If victims of Project SHAD, unwilling and uninformed participants in a Department of Defense program that deliberately exposed them to chemical and biological weapons like VX and Sarin nerve gas, had not trusted their superiors then they could have avoided lifelong debilitating diseases and premature deaths.

If parents of mentally disabled children at the Willowbrook State School in Staten Island, New York, had not trusted Saul Krugman of New York University, who told them that their children were being enrolled for helpful “vaccinations” when in fact that were being deliberately infected with viral hepatitis, then more heartache could have been spared.

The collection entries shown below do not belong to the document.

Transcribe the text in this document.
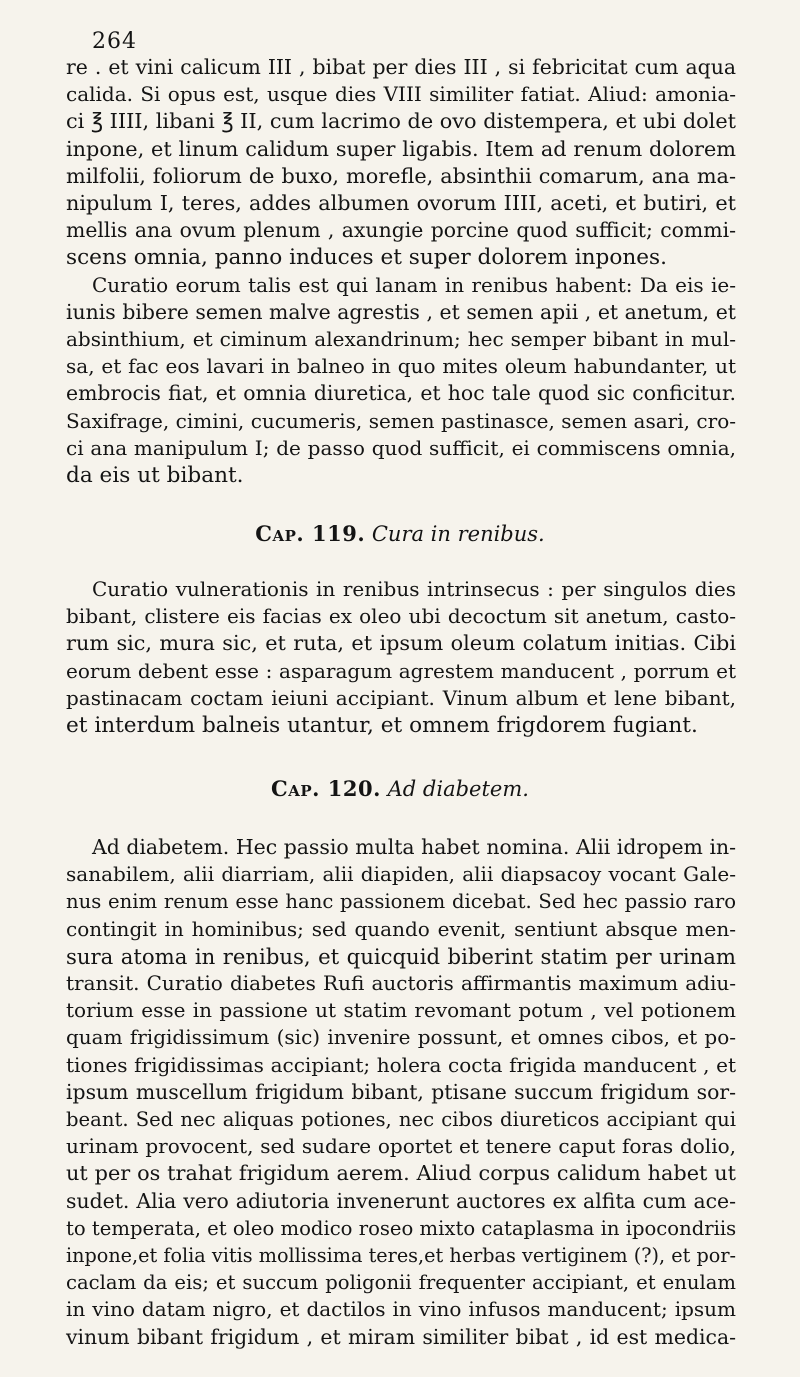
264

re . et vini calicum III , bibat per dies III , si febricitat cum aqua

calida. Si opus est, usque dies VIII similiter fatiat. Aliud: amonia-

ci ℥ IIII, libani ℥ II, cum lacrimo de ovo distempera, et ubi dolet

inpone, et linum calidum super ligabis. Item ad renum dolorem

milfolii, foliorum de buxo, morefle, absinthii comarum, ana ma-

nipulum I, teres, addes albumen ovorum IIII, aceti, et butiri, et

mellis ana ovum plenum , axungie porcine quod sufficit; commi-

scens omnia, panno induces et super dolorem inpones.

Curatio eorum talis est qui lanam in renibus habent: Da eis ie-

iunis bibere semen malve agrestis , et semen apii , et anetum, et

absinthium, et ciminum alexandrinum; hec semper bibant in mul-

sa, et fac eos lavari in balneo in quo mites oleum habundanter, ut

embrocis fiat, et omnia diuretica, et hoc tale quod sic conficitur.

Saxifrage, cimini, cucumeris, semen pastinasce, semen asari, cro-

ci ana manipulum I; de passo quod sufficit, ei commiscens omnia,

da eis ut bibant.

Cap. 119. Cura in renibus.

Curatio vulnerationis in renibus intrinsecus : per singulos dies

bibant, clistere eis facias ex oleo ubi decoctum sit anetum, casto-

rum sic, mura sic, et ruta, et ipsum oleum colatum initias. Cibi

eorum debent esse : asparagum agrestem manducent , porrum et

pastinacam coctam ieiuni accipiant. Vinum album et lene bibant,

et interdum balneis utantur, et omnem frigdorem fugiant.

Cap. 120. Ad diabetem.

Ad diabetem. Hec passio multa habet nomina. Alii idropem in-

sanabilem, alii diarriam, alii diapiden, alii diapsacoy vocant Gale-

nus enim renum esse hanc passionem dicebat. Sed hec passio raro

contingit in hominibus; sed quando evenit, sentiunt absque men-

sura atoma in renibus, et quicquid biberint statim per urinam

transit. Curatio diabetes Rufi auctoris affirmantis maximum adiu-

torium esse in passione ut statim revomant potum , vel potionem

quam frigidissimum (sic) invenire possunt, et omnes cibos, et po-

tiones frigidissimas accipiant; holera cocta frigida manducent , et

ipsum muscellum frigidum bibant, ptisane succum frigidum sor-

beant. Sed nec aliquas potiones, nec cibos diureticos accipiant qui

urinam provocent, sed sudare oportet et tenere caput foras dolio,

ut per os trahat frigidum aerem. Aliud corpus calidum habet ut

sudet. Alia vero adiutoria invenerunt auctores ex alfita cum ace-

to temperata, et oleo modico roseo mixto cataplasma in ipocondriis

inpone,et folia vitis mollissima teres,et herbas vertiginem (?), et por-

caclam da eis; et succum poligonii frequenter accipiant, et enulam

in vino datam nigro, et dactilos in vino infusos manducent; ipsum

vinum bibant frigidum , et miram similiter bibat , id est medica-
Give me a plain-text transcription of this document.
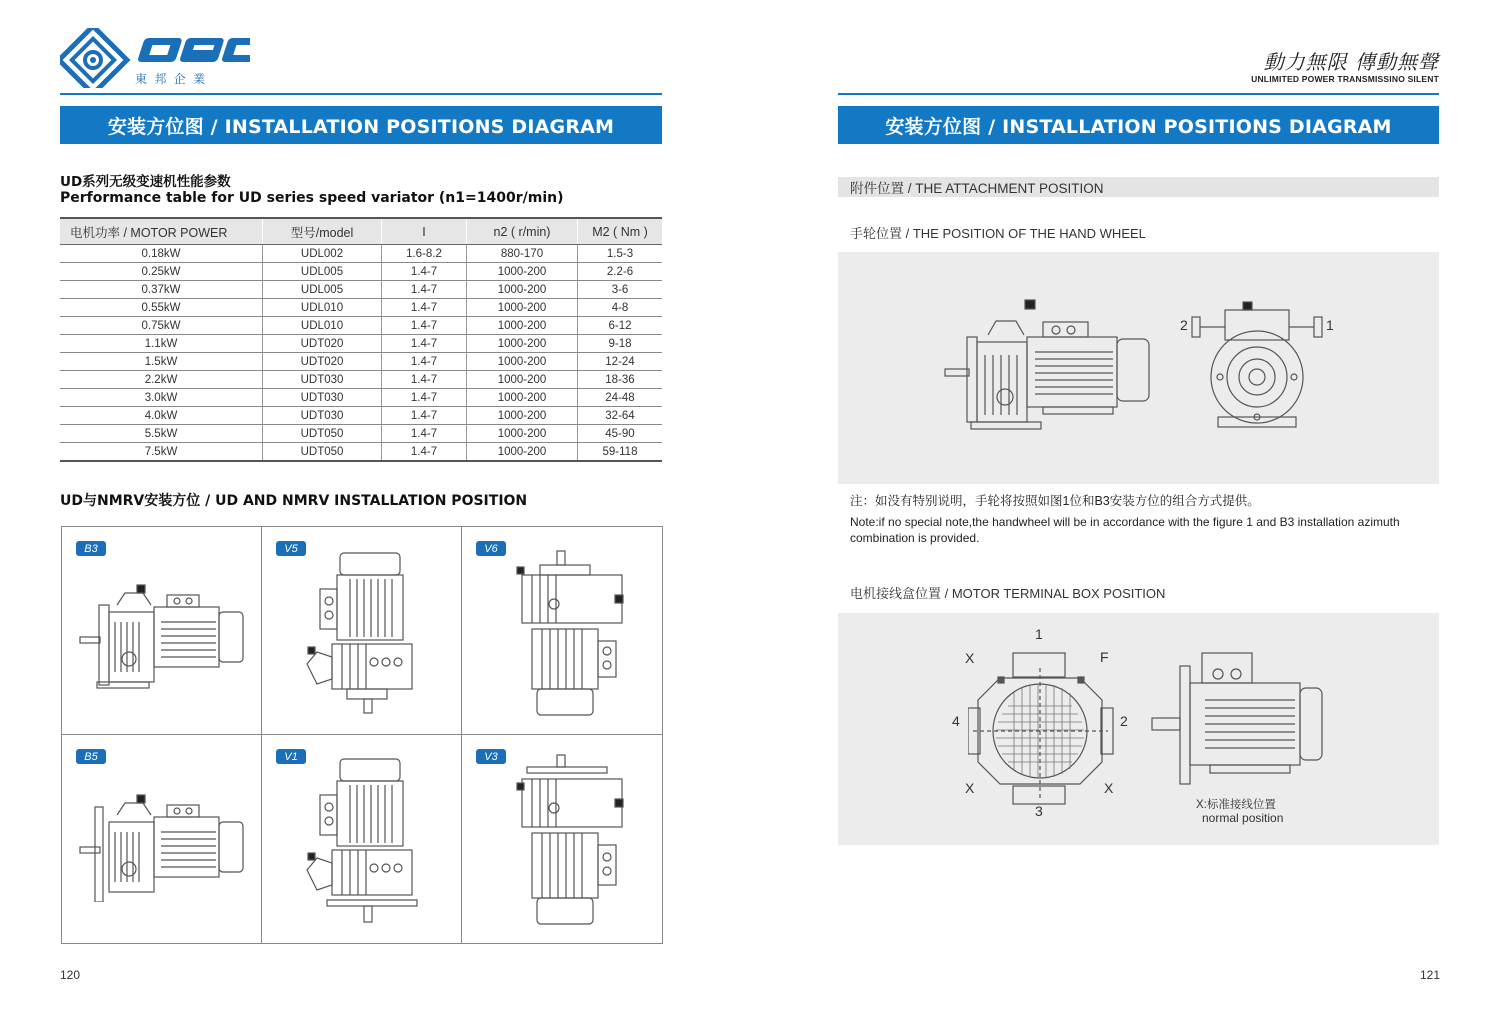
東 邦 企 業
安装方位图 / INSTALLATION POSITIONS DIAGRAM
UD系列无级变速机性能参数
Performance table for UD series speed variator (n1=1400r/min)
电机功率 / MOTOR POWER	型号/model	I	n2 ( r/min)	M2 ( Nm )
0.18kW	UDL002	1.6-8.2	880-170	1.5-3
0.25kW	UDL005	1.4-7	1000-200	2.2-6
0.37kW	UDL005	1.4-7	1000-200	3-6
0.55kW	UDL010	1.4-7	1000-200	4-8
0.75kW	UDL010	1.4-7	1000-200	6-12
1.1kW	UDT020	1.4-7	1000-200	9-18
1.5kW	UDT020	1.4-7	1000-200	12-24
2.2kW	UDT030	1.4-7	1000-200	18-36
3.0kW	UDT030	1.4-7	1000-200	24-48
4.0kW	UDT030	1.4-7	1000-200	32-64
5.5kW	UDT050	1.4-7	1000-200	45-90
7.5kW	UDT050	1.4-7	1000-200	59-118
UD与NMRV安装方位 / UD AND NMRV INSTALLATION POSITION
B3	V5	V6
B5	V1	V3
120
動力無限 傳動無聲
UNLIMITED POWER TRANSMISSINO SILENT
安装方位图 / INSTALLATION POSITIONS DIAGRAM
附件位置 / THE ATTACHMENT POSITION
手轮位置 / THE POSITION OF THE HAND WHEEL
2	1
注：如没有特别说明，手轮将按照如图1位和B3安装方位的组合方式提供。
Note:if no special note,the handwheel will be in accordance with the figure 1 and B3 installation azimuth combination is provided.
电机接线盒位置 / MOTOR TERMINAL BOX POSITION
1
X	F
4	2
X	X
3	X:标准接线位置
normal position
121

If people had expressed more concern at the time about radiation experiments which led to government scientists, “Feeding radioactive food to mentally disabled children or conscientious objectors, inserting radium rods into the noses of school children, deliberately releasing radioactive chemicals over U.S. and Canadian cities, measuring the health effects of radioactive fallout from nuclear bomb tests, injecting pregnant women and babies with radioactive chemicals, and irradiating the testicles of prison inmates,” would this have been a healthy form of skepticism to adopt?

The list is endless – the history of human experimentation performed by government scientists on unwitting victims reinforces the fact that expressing concern about experimental vaccinations that promise to induce a state of “focused calm” is not to engage in delusions of paranoia or cognitive dissonance, as Lehrer characterizes it, it’s a healthy and informed response to the multi-generational record of scientific abuse of health care research in the United States.